In many other cases Rust figures out specific type of the slice, even if it's empty.

mem::size_of_value(slice.get(0)) can be different for every empty slice, and Rust cares about such things.

Rather than explicit you can use inference;

    struct St;
    impl Edible for St{}
    fn your_function() -> impl Edible { St{} }
    let vec = vec![your_function()];
    let empty = if false {
        vec.as_slice()
    } else {
        &[]
    };
    let _x = foo(empty);

That might just work @jonh, thank you. :+1:

My internet searches have lately kept bringing this form issue back up. I tried your example as follows and the type checker doesn't permit it.

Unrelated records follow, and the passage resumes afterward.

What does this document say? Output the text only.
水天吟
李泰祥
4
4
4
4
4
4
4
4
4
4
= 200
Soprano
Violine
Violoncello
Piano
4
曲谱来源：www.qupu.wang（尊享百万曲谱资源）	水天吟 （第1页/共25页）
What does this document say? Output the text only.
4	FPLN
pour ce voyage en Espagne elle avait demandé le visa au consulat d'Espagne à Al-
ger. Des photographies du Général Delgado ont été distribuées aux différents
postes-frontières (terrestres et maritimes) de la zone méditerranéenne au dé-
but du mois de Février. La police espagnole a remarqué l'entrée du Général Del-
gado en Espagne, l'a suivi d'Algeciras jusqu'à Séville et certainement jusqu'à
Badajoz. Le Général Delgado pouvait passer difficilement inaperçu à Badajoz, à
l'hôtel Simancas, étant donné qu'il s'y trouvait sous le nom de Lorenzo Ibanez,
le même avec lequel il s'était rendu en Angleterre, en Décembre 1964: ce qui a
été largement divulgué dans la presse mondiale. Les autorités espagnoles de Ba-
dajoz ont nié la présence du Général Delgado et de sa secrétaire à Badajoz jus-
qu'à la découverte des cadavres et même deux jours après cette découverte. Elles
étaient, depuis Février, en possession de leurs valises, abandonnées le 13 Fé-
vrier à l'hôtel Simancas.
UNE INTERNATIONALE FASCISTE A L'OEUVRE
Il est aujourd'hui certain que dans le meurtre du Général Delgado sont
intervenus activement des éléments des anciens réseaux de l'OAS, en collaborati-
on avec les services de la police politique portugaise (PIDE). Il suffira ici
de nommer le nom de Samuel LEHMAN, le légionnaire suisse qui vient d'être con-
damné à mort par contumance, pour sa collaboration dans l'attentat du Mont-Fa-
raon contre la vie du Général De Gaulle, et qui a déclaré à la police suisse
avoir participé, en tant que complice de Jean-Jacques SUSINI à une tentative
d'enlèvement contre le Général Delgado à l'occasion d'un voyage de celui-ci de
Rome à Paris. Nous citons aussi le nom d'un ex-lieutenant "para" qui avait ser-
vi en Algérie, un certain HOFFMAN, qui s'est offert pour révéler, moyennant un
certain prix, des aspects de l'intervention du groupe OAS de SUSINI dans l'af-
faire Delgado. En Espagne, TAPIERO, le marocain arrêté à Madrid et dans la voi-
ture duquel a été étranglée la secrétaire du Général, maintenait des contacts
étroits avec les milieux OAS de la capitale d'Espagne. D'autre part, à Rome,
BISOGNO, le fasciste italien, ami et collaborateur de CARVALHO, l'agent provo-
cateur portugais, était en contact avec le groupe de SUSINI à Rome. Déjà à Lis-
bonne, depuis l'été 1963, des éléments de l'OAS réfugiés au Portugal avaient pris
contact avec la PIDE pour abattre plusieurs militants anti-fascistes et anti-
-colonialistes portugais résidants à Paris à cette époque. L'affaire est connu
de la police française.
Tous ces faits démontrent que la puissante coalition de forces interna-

pub fn infer_impl_object(slice: &[impl Object]) -> &[impl Object] {
    let vec = vec![NilClass::new()];

    if false {
        vec.as_slice()
    } else {
      slice
    }   
}

Output:

error[E0308]: mismatched types                                                                                                              
   --> src/util.rs:122:9                                                                                                                    
    |                                                                                                                                       
122 |         slice                                                                                                                         
    |         ^^^^^ expected struct `class::nil_class::NilClass`, found type parameter                                                      
    |                                                                                                                                       
    = note: expected type `&[class::nil_class::NilClass]`                                                                                   
               found type `&[impl Object]`

The two paths of the if/else do not work since an item that implements impl Object is not the same as wanting something that implements object.

I still really want this feature in Rust.

But in your example, it desugars to the following:

pub fn infer_impl_object<T: Object, C: Object>(slice: &[T]) -> &[C] {
    let vec = vec![NilClass::new()];

    if false {
        vec.as_slice()
    } else {
      slice
    }   
}

From this, we can see that we have three types:

T: Object
C: Object
NilClass: Object

Of which they are not all guaranteed to be the same, or even trait object, and therefore cannot be casted between eachother.

1 Like

This isn't strictly true - this syyntax implies C is chosen by the caller, but it is not.

Still, your point stands. When you return a value from a function, that value must have a type. impl Object does not remove this requirement. It simply means you don't have to write that type in the code.

As written, infer_impl_object would return one of two different types depending on runtime code execution. The compiler does not evaluate if false as unreachable because such optimizations happen much later, and this is part of type resolution. Your input type, and NilClass, are not necessarily the same, and if they are different then this won't work. You must have a single type for every returned value. You can't have 0, and you can't have 2 or more types.

If you want to return "some value which implements Object, but not necessarily one we know at compile time", use dyn Object. Specifically, Box<dyn Object> allows you to allocate any number of different types and construct a single type of box which could refer to any of them.

pub fn infer_impl_object(slice: &[impl Object]) -> &[Box<dyn Object>] {
    let vec = vec![Box::new(NilClass::new()) as Box<dyn Object>];

    if false {
        vec.as_slice()
    } else {
      slice.iter().map(|thing| Box::new(thing) as Box<dyn Object>)
    }   
}

Unfortunately your function has more problems than that - like the fact that you're returning a reference to data that is owned by the function, and thus dropped at the end of the function. Even if this type checked, returning vec.as_slice() would fail.


In general, though, if you need to have one of a number of types implementing a trait, and the decision of which is made at runtime, you either need an enum with one variant per possible type, or Box<dyn Trait>.